I hope that, whenever your Friday arrives, it is a good day. I trust that mine will be.
I was talking last night with the dearly beloved about a relative who, well – has a reputation for being something of a martyr. In our opinion, she has nothing to complain about, however we are keenly aware that we never really know the full story of what someone is experiencing, and don’t know what unhappiness or dissatisfaction a martyred expression might be masking.
We concluded that really, the best lesson we could take from being with her was to always remember just how fortunate we are. No matter how poorly we may feel treated at times, we are just so privileged compared to the bulk of humanity spread across this globe.
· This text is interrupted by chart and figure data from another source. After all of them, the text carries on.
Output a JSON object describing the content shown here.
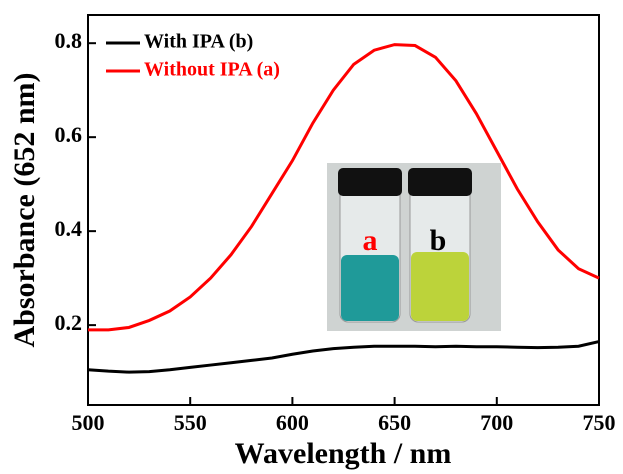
{
  "chart_data": {
    "type": "line",
    "x_label": "Wavelength / nm",
    "y_label": "Absorbance (652 nm)",
    "x": [
      500,
      510,
      520,
      530,
      540,
      550,
      560,
      570,
      580,
      590,
      600,
      610,
      620,
      630,
      640,
      650,
      660,
      670,
      680,
      690,
      700,
      710,
      720,
      730,
      740,
      750
    ],
    "series": [
      {
        "name": "With IPA (b)",
        "color": "#000000",
        "values": [
          0.105,
          0.102,
          0.1,
          0.101,
          0.105,
          0.11,
          0.115,
          0.12,
          0.125,
          0.13,
          0.138,
          0.145,
          0.15,
          0.153,
          0.155,
          0.155,
          0.155,
          0.154,
          0.155,
          0.154,
          0.154,
          0.153,
          0.152,
          0.153,
          0.155,
          0.165
        ]
      },
      {
        "name": "Without IPA (a)",
        "color": "#ff0000",
        "values": [
          0.19,
          0.19,
          0.195,
          0.21,
          0.23,
          0.26,
          0.3,
          0.35,
          0.41,
          0.48,
          0.55,
          0.63,
          0.7,
          0.755,
          0.785,
          0.797,
          0.795,
          0.77,
          0.72,
          0.65,
          0.57,
          0.49,
          0.42,
          0.36,
          0.32,
          0.3
        ]
      }
    ],
    "xlim": [
      500,
      750
    ],
    "xticks": [
      500,
      550,
      600,
      650,
      700,
      750
    ],
    "ylim": [
      0.03,
      0.86
    ],
    "yticks": [
      0.2,
      0.4,
      0.6,
      0.8
    ],
    "legend": "upper left",
    "annotations": [
      {
        "text": "a",
        "color": "#ff0000"
      },
      {
        "text": "b",
        "color": "#000000"
      }
    ]
  }
}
So there will be even less bitching and moaning in our household, and an even greater appreciation of the wonder it is to have tea in the pot, food in the pantry, electricity on demand, a stable government; to be free of cancer and radiation sickness, to have liberties to speak out against unwise decisions our government makes, and to be able to make decisions concerning one’s life.
We are going to be more grateful, because we are lucky.
Today is a day of contrasts. I’m feeling anticipation and apprehension. In the midst of these conflicting emotions, I thought it might be helpful and grounding to write a gratitude list.
In this moment, I am grateful for:
- tea in the pot and food in the pantry
- water in the taps and electricity (especially in this cold, dark winter!)
- living in Australia, and being able to access our wonderful Medicare system
- the prospect of relief from this chronic sore throat, after seeing the GP today (does a month count as “chronic”? Maybe it does for a sore throat)
- my self-discipline in getting this fortnight’s assignments finished yesterday, when they weren’t due until midnight on Sunday
- my parents’ visit, and the good times we’ve had together
- interactions with wise bloggers, who teach me so much
- the fact that I’m having lunch with the delightful R (dumplings! yay!)
- my grandmother’s return to stable health. I know she’s going to die, but I’m glad it isn’t going to happen this week.
This list flew off my fingers and onto the screen! It’s very easy for me to access feelings of gratitude right now, obviously, which is wonderful.
Be well, stay warm and dry if you’re in the south-east of Australia, and take care!